RFID Traceability

  • Many automobile manufacturers are currently evaluating the possibilities of continuous identification

  • A robust plastic tag is attached to the side member of the vehicle body

  • Turck's modular RFID system, BL ident, can operate interference free HF and high transmission range UHF

  • Usually the transport systems are identified by RFID data carriers

One of the main advantages of RFID involves the user reading the authenticity features and rewriting them to a data carrier. Data carriers (also known as tags) accompany the part throughout the entire production cycle or quality test; relevant data is written automatically onto the tag and then read at the end of the production cycle. Together, with the finished product, there is also a quality management protocol available that shows all production steps of the product, as well as the quality test.

Another benefit of RFID technology is that the information is less susceptible to environmental influences because it is transferred electromagnetically via radio waves. While externally applied printed bar codes become unusable with high temperatures, dirt, or moisture, the special RFID data carriers and robust scanners allow the use of RFID systems under very rough conditions or through nontransparent media.

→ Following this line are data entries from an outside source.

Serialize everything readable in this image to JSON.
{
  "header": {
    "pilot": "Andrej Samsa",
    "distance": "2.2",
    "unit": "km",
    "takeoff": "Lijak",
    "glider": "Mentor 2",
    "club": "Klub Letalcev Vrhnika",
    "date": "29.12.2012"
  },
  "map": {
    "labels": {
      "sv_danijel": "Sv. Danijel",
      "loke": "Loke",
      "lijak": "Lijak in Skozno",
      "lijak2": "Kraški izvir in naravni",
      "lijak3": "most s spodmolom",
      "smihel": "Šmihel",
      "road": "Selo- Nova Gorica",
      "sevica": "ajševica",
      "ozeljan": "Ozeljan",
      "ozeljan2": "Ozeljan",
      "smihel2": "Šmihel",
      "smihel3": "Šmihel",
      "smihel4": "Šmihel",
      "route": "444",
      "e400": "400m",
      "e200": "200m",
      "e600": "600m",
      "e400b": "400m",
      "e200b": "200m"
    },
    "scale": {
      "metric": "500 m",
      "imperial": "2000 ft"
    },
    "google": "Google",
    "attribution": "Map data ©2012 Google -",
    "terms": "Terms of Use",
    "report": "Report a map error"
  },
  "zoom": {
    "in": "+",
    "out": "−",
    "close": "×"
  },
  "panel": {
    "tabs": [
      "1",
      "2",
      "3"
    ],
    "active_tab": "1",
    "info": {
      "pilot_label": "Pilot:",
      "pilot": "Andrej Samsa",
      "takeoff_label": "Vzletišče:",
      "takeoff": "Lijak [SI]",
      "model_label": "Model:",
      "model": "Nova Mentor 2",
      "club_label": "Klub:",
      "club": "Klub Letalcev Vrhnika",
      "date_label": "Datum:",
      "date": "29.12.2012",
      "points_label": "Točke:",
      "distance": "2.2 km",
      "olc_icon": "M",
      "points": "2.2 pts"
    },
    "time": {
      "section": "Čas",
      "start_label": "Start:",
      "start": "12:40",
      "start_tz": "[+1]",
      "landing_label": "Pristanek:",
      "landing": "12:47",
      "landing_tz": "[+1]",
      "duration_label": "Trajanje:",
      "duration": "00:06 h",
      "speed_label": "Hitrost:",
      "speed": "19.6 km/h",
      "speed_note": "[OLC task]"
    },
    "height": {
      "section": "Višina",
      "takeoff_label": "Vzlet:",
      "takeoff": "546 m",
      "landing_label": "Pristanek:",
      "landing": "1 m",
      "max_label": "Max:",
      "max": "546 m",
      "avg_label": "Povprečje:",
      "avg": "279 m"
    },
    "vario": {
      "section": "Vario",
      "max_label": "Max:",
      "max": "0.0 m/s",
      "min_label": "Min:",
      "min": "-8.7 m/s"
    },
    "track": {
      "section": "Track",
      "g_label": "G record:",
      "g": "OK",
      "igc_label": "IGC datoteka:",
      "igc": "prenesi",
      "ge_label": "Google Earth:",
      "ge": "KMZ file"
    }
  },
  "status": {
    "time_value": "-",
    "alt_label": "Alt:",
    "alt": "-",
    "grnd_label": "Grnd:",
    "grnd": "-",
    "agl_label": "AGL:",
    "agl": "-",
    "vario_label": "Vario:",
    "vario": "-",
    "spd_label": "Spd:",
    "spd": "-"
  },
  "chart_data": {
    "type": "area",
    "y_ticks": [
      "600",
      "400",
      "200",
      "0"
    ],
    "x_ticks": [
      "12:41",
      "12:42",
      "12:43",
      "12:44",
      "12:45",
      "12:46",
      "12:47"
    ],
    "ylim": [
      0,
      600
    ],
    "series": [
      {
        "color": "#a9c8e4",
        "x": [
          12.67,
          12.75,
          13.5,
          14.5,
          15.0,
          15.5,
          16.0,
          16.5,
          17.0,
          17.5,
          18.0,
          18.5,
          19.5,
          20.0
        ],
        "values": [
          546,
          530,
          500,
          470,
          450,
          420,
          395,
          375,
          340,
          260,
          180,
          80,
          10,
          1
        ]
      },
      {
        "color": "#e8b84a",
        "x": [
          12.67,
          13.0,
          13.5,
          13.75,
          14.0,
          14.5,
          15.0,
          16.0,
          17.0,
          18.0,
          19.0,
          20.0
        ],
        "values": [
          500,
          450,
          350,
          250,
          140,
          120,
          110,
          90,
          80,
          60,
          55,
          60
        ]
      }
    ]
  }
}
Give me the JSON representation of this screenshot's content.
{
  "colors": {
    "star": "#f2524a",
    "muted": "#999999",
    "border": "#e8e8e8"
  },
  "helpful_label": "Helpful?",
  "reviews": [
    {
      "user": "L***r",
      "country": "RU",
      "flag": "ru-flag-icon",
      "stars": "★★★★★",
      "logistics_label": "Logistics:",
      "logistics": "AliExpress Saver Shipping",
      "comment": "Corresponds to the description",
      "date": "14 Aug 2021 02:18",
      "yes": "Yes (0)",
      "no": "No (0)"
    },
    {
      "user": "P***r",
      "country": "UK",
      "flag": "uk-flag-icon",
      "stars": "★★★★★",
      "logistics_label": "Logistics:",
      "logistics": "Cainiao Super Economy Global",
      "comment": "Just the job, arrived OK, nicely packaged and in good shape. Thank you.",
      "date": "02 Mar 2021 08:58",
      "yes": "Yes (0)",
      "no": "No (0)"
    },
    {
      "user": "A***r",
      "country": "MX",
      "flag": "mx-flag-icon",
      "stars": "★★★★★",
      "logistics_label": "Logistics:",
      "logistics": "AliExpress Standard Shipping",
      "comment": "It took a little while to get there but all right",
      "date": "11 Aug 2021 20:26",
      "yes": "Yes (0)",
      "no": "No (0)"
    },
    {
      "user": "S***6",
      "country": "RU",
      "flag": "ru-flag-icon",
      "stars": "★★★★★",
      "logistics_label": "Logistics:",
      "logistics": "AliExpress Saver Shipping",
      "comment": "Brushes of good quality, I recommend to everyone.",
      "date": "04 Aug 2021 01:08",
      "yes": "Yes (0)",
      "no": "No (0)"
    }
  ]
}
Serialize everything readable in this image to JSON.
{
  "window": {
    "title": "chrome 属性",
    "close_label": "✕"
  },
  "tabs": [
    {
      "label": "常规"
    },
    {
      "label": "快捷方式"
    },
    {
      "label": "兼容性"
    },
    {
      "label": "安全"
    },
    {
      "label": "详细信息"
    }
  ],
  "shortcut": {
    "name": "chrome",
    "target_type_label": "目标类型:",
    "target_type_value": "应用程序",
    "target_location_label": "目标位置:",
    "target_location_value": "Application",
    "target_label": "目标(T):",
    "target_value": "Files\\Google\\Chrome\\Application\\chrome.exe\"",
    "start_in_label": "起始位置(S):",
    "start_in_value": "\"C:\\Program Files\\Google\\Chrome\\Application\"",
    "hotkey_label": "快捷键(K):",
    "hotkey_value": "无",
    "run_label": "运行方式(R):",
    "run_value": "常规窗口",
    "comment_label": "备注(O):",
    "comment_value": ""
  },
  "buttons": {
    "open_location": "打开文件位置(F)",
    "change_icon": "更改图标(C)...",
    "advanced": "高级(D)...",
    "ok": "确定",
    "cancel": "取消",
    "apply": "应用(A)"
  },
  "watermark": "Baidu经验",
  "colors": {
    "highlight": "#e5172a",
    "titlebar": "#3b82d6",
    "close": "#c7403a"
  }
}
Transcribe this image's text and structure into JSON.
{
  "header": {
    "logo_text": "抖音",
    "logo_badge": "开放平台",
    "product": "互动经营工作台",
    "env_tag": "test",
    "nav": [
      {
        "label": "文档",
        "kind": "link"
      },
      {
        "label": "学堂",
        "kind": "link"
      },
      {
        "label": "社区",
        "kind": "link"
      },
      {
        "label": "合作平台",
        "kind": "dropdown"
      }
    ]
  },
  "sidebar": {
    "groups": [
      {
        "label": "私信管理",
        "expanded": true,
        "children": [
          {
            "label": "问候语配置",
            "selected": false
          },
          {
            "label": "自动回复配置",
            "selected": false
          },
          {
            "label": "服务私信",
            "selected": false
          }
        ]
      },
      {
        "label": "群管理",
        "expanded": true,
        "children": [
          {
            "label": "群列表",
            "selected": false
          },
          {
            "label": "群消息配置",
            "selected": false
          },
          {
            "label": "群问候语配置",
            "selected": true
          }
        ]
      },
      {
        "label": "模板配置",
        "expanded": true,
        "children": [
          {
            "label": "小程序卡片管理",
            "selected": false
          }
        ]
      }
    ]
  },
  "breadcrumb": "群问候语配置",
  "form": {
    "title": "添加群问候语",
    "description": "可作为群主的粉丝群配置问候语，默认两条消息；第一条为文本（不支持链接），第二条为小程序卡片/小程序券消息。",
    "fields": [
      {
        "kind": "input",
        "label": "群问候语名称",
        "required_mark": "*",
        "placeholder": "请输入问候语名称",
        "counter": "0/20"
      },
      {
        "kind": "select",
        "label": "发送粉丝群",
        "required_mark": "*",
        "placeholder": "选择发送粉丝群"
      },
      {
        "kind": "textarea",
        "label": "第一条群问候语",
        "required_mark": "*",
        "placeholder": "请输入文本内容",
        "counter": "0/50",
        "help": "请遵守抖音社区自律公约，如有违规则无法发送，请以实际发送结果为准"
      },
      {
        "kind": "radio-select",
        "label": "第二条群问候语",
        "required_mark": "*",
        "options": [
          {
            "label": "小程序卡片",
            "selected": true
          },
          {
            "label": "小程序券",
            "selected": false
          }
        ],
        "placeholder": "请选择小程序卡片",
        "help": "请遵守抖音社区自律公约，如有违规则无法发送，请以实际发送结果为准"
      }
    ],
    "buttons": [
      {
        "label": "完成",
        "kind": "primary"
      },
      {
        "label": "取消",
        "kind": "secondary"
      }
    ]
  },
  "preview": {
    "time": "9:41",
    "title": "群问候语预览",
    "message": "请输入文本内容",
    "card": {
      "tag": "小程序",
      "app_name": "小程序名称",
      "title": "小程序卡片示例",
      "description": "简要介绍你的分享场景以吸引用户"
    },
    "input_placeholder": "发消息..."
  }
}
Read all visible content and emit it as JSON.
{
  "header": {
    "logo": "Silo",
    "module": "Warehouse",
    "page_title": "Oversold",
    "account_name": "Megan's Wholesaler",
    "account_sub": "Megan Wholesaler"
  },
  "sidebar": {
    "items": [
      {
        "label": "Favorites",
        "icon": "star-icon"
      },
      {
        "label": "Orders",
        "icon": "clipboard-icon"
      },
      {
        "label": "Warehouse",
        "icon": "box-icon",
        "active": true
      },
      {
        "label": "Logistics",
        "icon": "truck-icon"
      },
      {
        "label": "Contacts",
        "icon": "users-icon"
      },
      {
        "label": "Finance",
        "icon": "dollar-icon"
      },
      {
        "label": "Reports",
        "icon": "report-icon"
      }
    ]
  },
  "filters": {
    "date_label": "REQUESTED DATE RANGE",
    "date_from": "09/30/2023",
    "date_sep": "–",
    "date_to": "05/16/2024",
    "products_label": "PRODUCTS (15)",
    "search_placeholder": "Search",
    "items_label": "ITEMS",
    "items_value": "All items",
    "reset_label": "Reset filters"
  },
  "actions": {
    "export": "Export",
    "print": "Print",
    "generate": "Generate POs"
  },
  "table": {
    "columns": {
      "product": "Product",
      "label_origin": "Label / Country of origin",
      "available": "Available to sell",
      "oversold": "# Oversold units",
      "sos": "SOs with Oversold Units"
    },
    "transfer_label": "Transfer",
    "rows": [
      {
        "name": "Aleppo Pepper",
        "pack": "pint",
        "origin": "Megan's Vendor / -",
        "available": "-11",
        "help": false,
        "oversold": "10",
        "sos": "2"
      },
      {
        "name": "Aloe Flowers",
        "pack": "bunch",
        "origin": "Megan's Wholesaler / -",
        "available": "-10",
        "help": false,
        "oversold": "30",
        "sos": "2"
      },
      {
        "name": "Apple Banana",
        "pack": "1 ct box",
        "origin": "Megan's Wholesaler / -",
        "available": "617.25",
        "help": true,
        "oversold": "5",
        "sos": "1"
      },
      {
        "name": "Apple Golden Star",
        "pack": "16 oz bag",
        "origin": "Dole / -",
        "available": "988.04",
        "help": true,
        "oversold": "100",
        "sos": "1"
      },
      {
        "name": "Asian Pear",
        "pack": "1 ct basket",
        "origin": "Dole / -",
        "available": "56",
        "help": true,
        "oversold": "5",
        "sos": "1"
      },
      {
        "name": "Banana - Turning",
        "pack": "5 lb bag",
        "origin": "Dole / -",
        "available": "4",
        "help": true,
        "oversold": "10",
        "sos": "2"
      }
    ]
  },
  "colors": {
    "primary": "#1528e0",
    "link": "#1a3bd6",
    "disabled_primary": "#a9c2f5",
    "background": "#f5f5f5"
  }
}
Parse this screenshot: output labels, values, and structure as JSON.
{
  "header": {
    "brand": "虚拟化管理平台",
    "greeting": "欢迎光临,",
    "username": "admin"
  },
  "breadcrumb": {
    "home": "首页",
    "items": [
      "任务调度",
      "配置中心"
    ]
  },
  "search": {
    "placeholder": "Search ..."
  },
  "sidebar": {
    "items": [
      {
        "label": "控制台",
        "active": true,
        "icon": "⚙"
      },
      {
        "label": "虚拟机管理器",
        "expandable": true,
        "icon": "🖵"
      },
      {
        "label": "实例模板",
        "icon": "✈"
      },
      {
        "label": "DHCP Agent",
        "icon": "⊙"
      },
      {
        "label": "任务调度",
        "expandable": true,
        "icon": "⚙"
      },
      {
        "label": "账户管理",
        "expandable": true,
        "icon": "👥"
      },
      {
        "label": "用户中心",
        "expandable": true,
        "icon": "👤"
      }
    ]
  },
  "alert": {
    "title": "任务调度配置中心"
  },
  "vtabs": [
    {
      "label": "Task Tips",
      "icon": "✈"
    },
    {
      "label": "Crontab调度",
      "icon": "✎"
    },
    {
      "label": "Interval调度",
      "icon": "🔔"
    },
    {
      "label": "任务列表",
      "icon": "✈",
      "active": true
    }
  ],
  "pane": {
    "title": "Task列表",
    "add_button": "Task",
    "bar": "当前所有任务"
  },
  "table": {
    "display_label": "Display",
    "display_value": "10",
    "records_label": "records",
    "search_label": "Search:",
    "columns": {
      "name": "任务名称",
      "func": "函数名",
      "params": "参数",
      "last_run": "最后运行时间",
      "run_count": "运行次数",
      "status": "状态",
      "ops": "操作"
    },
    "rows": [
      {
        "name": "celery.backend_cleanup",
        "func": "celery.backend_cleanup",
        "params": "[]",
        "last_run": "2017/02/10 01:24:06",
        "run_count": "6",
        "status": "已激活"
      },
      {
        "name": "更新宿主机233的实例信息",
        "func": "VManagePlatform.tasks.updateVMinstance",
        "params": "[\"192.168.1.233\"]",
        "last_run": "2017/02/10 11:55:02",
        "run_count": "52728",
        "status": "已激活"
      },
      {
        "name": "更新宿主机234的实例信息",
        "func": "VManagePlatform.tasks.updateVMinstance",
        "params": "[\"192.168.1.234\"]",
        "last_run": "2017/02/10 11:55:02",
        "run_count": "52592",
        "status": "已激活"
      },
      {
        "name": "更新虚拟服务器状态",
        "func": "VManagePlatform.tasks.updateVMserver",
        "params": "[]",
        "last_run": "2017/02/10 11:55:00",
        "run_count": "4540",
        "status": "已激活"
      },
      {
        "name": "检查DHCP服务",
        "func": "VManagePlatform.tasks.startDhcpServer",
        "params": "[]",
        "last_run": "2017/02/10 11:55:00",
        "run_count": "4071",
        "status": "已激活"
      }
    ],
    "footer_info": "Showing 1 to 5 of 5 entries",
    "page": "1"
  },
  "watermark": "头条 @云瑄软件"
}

Rethinking in the automotive industry

High temperature tags are attachable to a carriage (also known as a skid) that transports the vehicle body throughout production. This is how the path of the vehicle can be tracked from shelling to the final assembly, as long as the transport system remains the same. The most commonly identified components include monorail conveyors, skids, or any other carriers that handle the vehicle body and larger vehicle parts, such as engines and axles. 

If a data carrier is firmly connected to the vehicle body at the beginning of the production process, the body can be identified safely at any time - from shelling and painting to the final assembly and delivery.

Vehicle body identification demands UHF-system

When transport systems are equipped with tags, there are always relatively small, defined distances between the data carriers and the combined read/write heads. If the tag is attached to the vehicle body directly, the range is inevitably larger – it mostly varies between 30 and 100 cm. For this reason, HF-systems cannot be used in this instance because the transmission range is limited to 20 cm. The solution is to utilize the UHF-range, which allows distances of up to three meters.

From the supplier to the final assembly

The fact that UHF-challenges also can be mastered and carry considerably lower data carrier prices convinced many automobile manufacturers to equip the coming model ranges with data carriers on the vehicle bodies, which means that they can be identified throughout the entire process. Furthermore, in projects where Turck is involved, the possibilities are tested to also optimize the delivered parts of the suppliers with RFID, thereby optimizing the entire production process up to the final assembly with the wireless identification.